• 22/01/2015

“La decisione presa oggi dalla Banca Centrale Europea ha una portata storica. Rappresenta una svolta nelle politiche economiche europee. Segna l’abbandono di un approccio rigorista, e costituisce una mossa probabilmente decisiva nella battaglia contro la crisi”. Lo dichiara Silvia Fregolent, vice-presidente del gruppo dei deputati Pd.

“Con il quantitative easing annunciato da Draghi – spiega Fregolent – l’Unione Europea si appresta a varare una misura di sicura efficacia nel combattere la deflazione e ridare forza a una domanda ancora troppo fiacca. Oggi, l’istituto di Francoforte ha posto, di fatto, fine alla linea rigorista dopo che quest’ultima aveva dato evidente prova della sua sterilità”.

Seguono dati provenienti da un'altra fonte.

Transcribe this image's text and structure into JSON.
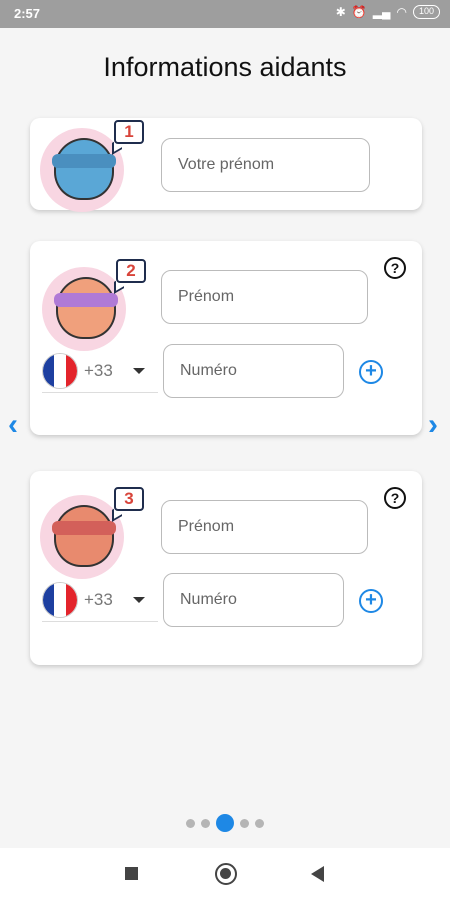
{
  "status": {
    "time": "2:57",
    "battery": "100"
  },
  "page": {
    "title": "Informations aidants"
  },
  "cards": [
    {
      "badge": "1",
      "first_name_placeholder": "Votre prénom",
      "avatar_color": "#5aa7d6",
      "mask_color": "#4a8fbf"
    },
    {
      "badge": "2",
      "first_name_placeholder": "Prénom",
      "country_code": "+33",
      "number_placeholder": "Numéro",
      "avatar_color": "#f0a07c",
      "mask_color": "#b07ad6",
      "help": "?",
      "add": "+"
    },
    {
      "badge": "3",
      "first_name_placeholder": "Prénom",
      "country_code": "+33",
      "number_placeholder": "Numéro",
      "avatar_color": "#e88a6e",
      "mask_color": "#d3605a",
      "help": "?",
      "add": "+"
    }
  ],
  "nav": {
    "prev": "‹",
    "next": "›"
  },
  "pager": {
    "count": 5,
    "active": 2
  },
  "colors": {
    "accent": "#1e88e5",
    "badge_text": "#d8443a"
  }
}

“Siamo dunque – prosegue Fregolent – molto soddisfatti, considerato anche il lavoro svolto in sede europea dal governo italiano per mettere in guardia l’Unione dai pericoli cui sarebbe andata incontro andando avanti sulla strada del rigore”.

“Con il quantitative easing, la Bce ha fatto la sua parte. La nostra è quella di continuare, con determinazione,  e portare a termine il lavoro sulle riforme. Solo così l’Italia potrà lasciarsi definitivamente la crisi dietro le spalle”, conclude Fregolent.